Green Book was the winner of Best Picture and Best Original Screenplay at the Academy Awards in 2019, a curious feat particularly because its director and co-writer, Peter Farrelly, had spent most of his career previously directing broad, gross-out romantic comedies such as There's Something About Mary, Dumb & Dumber, and Shallow Hal. Many were surprised when Farrelly, who had never been nominated for an award, took one home for a feel-good redemption drama about race relations in 1960s America.
In addition to directing the film, Farrelly co-wrote the screenplay with Tony Vallelonga's son Nick Vallelonga and Brian Hayes Currie. Currie, a friend of Farrelly's, brought the premise to Farrelly and asked if he'd like to collaborate. "I was like, 'That's the best story I've ever heard! Can I write it with you?'" Farrelly told Newsweek. Filming took place in New Orleans in November 2017. Peter Farrelly fought against preconceptions about his work throughout production and marketing for the film, telling Newsweek, "People didn't know what I would do with this material. It was an uphill battle." Indeed, the studio and Farrelly were so worried about this misperception of Farrelly's style that they omitted his name from the initial trailer for the film.
In addition to fighting preconceptions about his relationship to genre, Farrelly faced a huge backlash after the release of the film from viewers who criticized its depiction of race relations, its recapitulation of the "white savior" trope, and even criticism from the real Don Shirley's family. In his review of the film, A.A. Dowd of AV Club wrote, "Intentionally or not, it flatters the delusion that racism, in its ugliest form, is more of a past-tense problem" and The New Yorker's Richard Brody wrote, "Humor... keeps the movie floating, weightlessly, above the appalling bedrock of its ponderous assumptions." Many felt that it flattened and anesthetized racial realities that were far more complicated than it acknowledged, and thus shirked responsibility for its historical background. Meanwhile, Don Shirley's family suggested that no such friendship existed between the two men, and called the film a "symphony of lies."
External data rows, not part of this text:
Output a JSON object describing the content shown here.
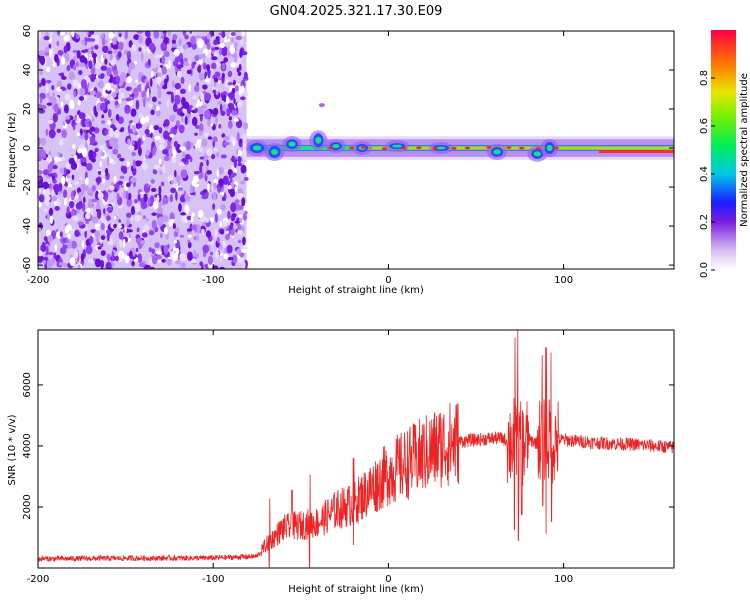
{
  "title": "GN04.2025.321.17.30.E09",
  "colors": {
    "snr_line": "#ee2222",
    "axes": "#000000"
  },
  "chart_data": [
    {
      "type": "heatmap",
      "name": "spectrogram",
      "xlabel": "Height of straight line (km)",
      "ylabel": "Frequency (Hz)",
      "xlim": [
        -200,
        163
      ],
      "ylim": [
        -62,
        60
      ],
      "xticks": [
        "-200",
        "-100",
        "0",
        "100"
      ],
      "xtick_values": [
        -200,
        -100,
        0,
        100
      ],
      "yticks": [
        "60",
        "40",
        "20",
        "0",
        "-20",
        "-40",
        "-60"
      ],
      "ytick_values": [
        60,
        40,
        20,
        0,
        -20,
        -40,
        -60
      ],
      "noise_region_x": [
        -200,
        -81
      ],
      "signal_band_hz": [
        -4,
        4
      ],
      "colorbar": {
        "label": "Normalized spectral amplitude",
        "range": [
          0,
          1
        ],
        "ticks": [
          "0.0",
          "0.2",
          "0.4",
          "0.6",
          "0.8"
        ],
        "tick_values": [
          0.0,
          0.2,
          0.4,
          0.6,
          0.8
        ]
      }
    },
    {
      "type": "line",
      "name": "snr",
      "xlabel": "Height of straight line (km)",
      "ylabel": "SNR (10 * v/v)",
      "xlim": [
        -200,
        163
      ],
      "ylim": [
        0,
        7800
      ],
      "xticks": [
        "-200",
        "-100",
        "0",
        "100"
      ],
      "xtick_values": [
        -200,
        -100,
        0,
        100
      ],
      "yticks": [
        "2000",
        "4000",
        "6000"
      ],
      "ytick_values": [
        2000,
        4000,
        6000
      ],
      "series": [
        {
          "name": "SNR",
          "x": [
            -200,
            -150,
            -100,
            -75,
            -70,
            -60,
            -50,
            -40,
            -30,
            -20,
            -10,
            0,
            10,
            20,
            30,
            40,
            50,
            60,
            65,
            70,
            73,
            76,
            80,
            85,
            88,
            90,
            92,
            94,
            96,
            100,
            120,
            140,
            163
          ],
          "values": [
            300,
            320,
            330,
            380,
            750,
            1300,
            1400,
            1500,
            1900,
            2100,
            2600,
            3100,
            3400,
            3700,
            4000,
            4150,
            4200,
            4250,
            4250,
            4100,
            4300,
            3900,
            4200,
            4100,
            4400,
            4000,
            4200,
            4100,
            4200,
            4200,
            4100,
            4050,
            3950
          ]
        }
      ]
    }
  ]
}
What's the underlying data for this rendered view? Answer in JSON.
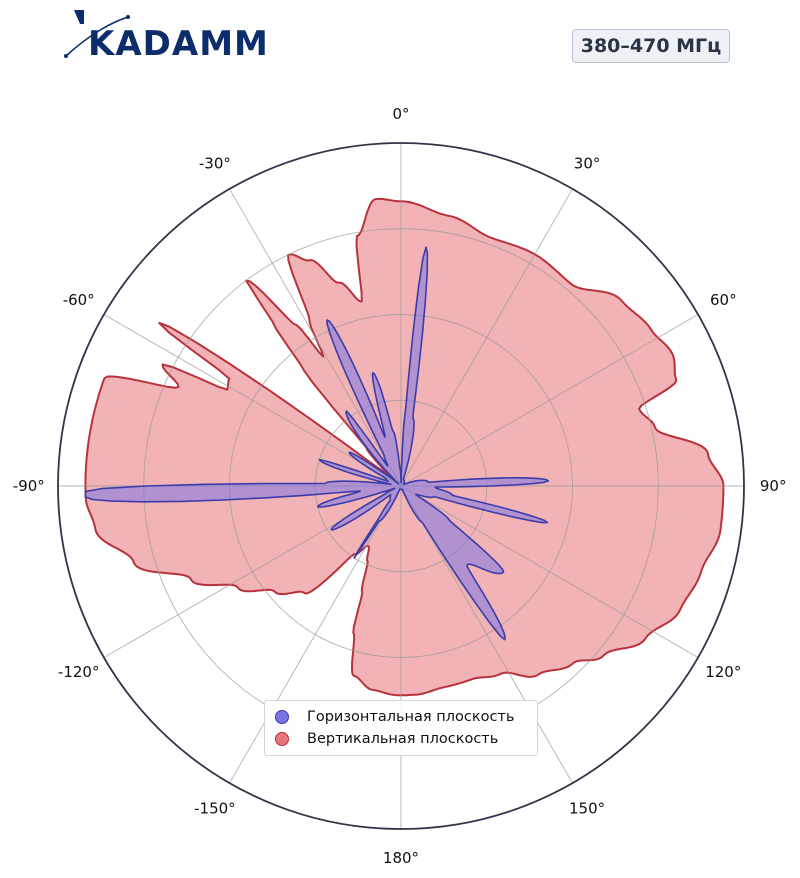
{
  "header": {
    "logo_text": "KADAMM",
    "band": "380–470 МГц"
  },
  "colors": {
    "horizontal_fill": "#7b74e6",
    "horizontal_edge": "#3b3ca8",
    "vertical_fill": "#e8757b",
    "vertical_edge": "#b8323c",
    "brand": "#0b2d6b"
  },
  "chart_data": {
    "type": "polar",
    "theta_zero": "top",
    "theta_direction": "clockwise",
    "theta_ticks": [
      "0°",
      "30°",
      "60°",
      "90°",
      "120°",
      "150°",
      "180°",
      "-150°",
      "-120°",
      "-90°",
      "-60°",
      "-30°"
    ],
    "rlim": [
      0,
      1
    ],
    "grid": true,
    "legend_position": "bottom-center",
    "series": [
      {
        "name": "Горизонтальная плоскость",
        "color": "#7b74e6",
        "points": [
          [
            -91,
            0.92
          ],
          [
            -88,
            0.22
          ],
          [
            -80,
            0.03
          ],
          [
            -72,
            0.25
          ],
          [
            -70,
            0.04
          ],
          [
            -64,
            0.05
          ],
          [
            -57,
            0.18
          ],
          [
            -52,
            0.05
          ],
          [
            -48,
            0.01
          ],
          [
            -36,
            0.27
          ],
          [
            -34,
            0.07
          ],
          [
            -29,
            0.1
          ],
          [
            -24,
            0.53
          ],
          [
            -18,
            0.15
          ],
          [
            -14,
            0.34
          ],
          [
            -8,
            0.16
          ],
          [
            -3,
            0.05
          ],
          [
            1,
            0.01
          ],
          [
            3,
            0.2
          ],
          [
            6,
            0.7
          ],
          [
            10,
            0.2
          ],
          [
            20,
            0.02
          ],
          [
            60,
            0.01
          ],
          [
            82,
            0.08
          ],
          [
            88,
            0.43
          ],
          [
            92,
            0.1
          ],
          [
            100,
            0.15
          ],
          [
            104,
            0.44
          ],
          [
            108,
            0.1
          ],
          [
            120,
            0.05
          ],
          [
            125,
            0.17
          ],
          [
            130,
            0.39
          ],
          [
            140,
            0.3
          ],
          [
            146,
            0.54
          ],
          [
            150,
            0.12
          ],
          [
            160,
            0.01
          ],
          [
            200,
            0.01
          ],
          [
            212,
            0.12
          ],
          [
            213,
            0.25
          ],
          [
            215,
            0.1
          ],
          [
            218,
            0.05
          ],
          [
            230,
            0.04
          ],
          [
            238,
            0.24
          ],
          [
            244,
            0.05
          ],
          [
            250,
            0.02
          ],
          [
            256,
            0.25
          ],
          [
            263,
            0.12
          ],
          [
            268,
            0.92
          ]
        ]
      },
      {
        "name": "Вертикальная плоскость",
        "color": "#e8757b",
        "points": [
          [
            -91,
            0.92
          ],
          [
            -86,
            0.92
          ],
          [
            -80,
            0.92
          ],
          [
            -74,
            0.92
          ],
          [
            -70,
            0.92
          ],
          [
            -66,
            0.71
          ],
          [
            -63,
            0.78
          ],
          [
            -61,
            0.58
          ],
          [
            -58,
            0.59
          ],
          [
            -56,
            0.85
          ],
          [
            -52,
            0.09
          ],
          [
            -49,
            0.02
          ],
          [
            -42,
            0.15
          ],
          [
            -40,
            0.44
          ],
          [
            -38,
            0.61
          ],
          [
            -37,
            0.75
          ],
          [
            -33,
            0.56
          ],
          [
            -31,
            0.44
          ],
          [
            -29,
            0.55
          ],
          [
            -26,
            0.75
          ],
          [
            -22,
            0.71
          ],
          [
            -17,
            0.62
          ],
          [
            -12,
            0.55
          ],
          [
            -10,
            0.74
          ],
          [
            -5,
            0.84
          ],
          [
            0,
            0.83
          ],
          [
            10,
            0.8
          ],
          [
            20,
            0.77
          ],
          [
            30,
            0.78
          ],
          [
            40,
            0.77
          ],
          [
            50,
            0.84
          ],
          [
            58,
            0.86
          ],
          [
            64,
            0.88
          ],
          [
            69,
            0.86
          ],
          [
            72,
            0.73
          ],
          [
            77,
            0.76
          ],
          [
            84,
            0.9
          ],
          [
            90,
            0.94
          ],
          [
            98,
            0.94
          ],
          [
            106,
            0.91
          ],
          [
            114,
            0.89
          ],
          [
            122,
            0.84
          ],
          [
            130,
            0.77
          ],
          [
            136,
            0.72
          ],
          [
            144,
            0.68
          ],
          [
            152,
            0.62
          ],
          [
            160,
            0.6
          ],
          [
            168,
            0.6
          ],
          [
            176,
            0.61
          ],
          [
            181,
            0.61
          ],
          [
            188,
            0.6
          ],
          [
            194,
            0.57
          ],
          [
            198,
            0.45
          ],
          [
            200,
            0.33
          ],
          [
            204,
            0.24
          ],
          [
            208,
            0.2
          ],
          [
            209,
            0.2
          ],
          [
            214,
            0.24
          ],
          [
            222,
            0.42
          ],
          [
            230,
            0.48
          ],
          [
            238,
            0.56
          ],
          [
            246,
            0.67
          ],
          [
            254,
            0.81
          ],
          [
            262,
            0.9
          ],
          [
            268,
            0.92
          ]
        ]
      }
    ]
  }
}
To counteract these criticisms, Farrelly revealed an audio recording from Lost Bohemia, a documentary in which Don Shirley says, "I trusted [Vallelonga] implicitly. See, Tony got to be, not only was he my driver, we never had an employer-employee relationship. We didn’t have time for that. My life was in this man’s hands. Do you understand me? So we got to be friendly with one another. I taught him things because he couldn’t talk, he was one of those Lower East Side Italians who had jowls like a bulldog.” In an interview with Vanity Fair, Farrelly said he tried to get in touch with Shirley's family, but adds, "I wish I could have talked to the family earlier...But I don’t think it would have changed the story, because we were talking about a two-month period [of Vallelonga and Shirley on the road together]. Those were the only people that were there. . . . I would have just let [the family] know as a courtesy that we are making this movie.”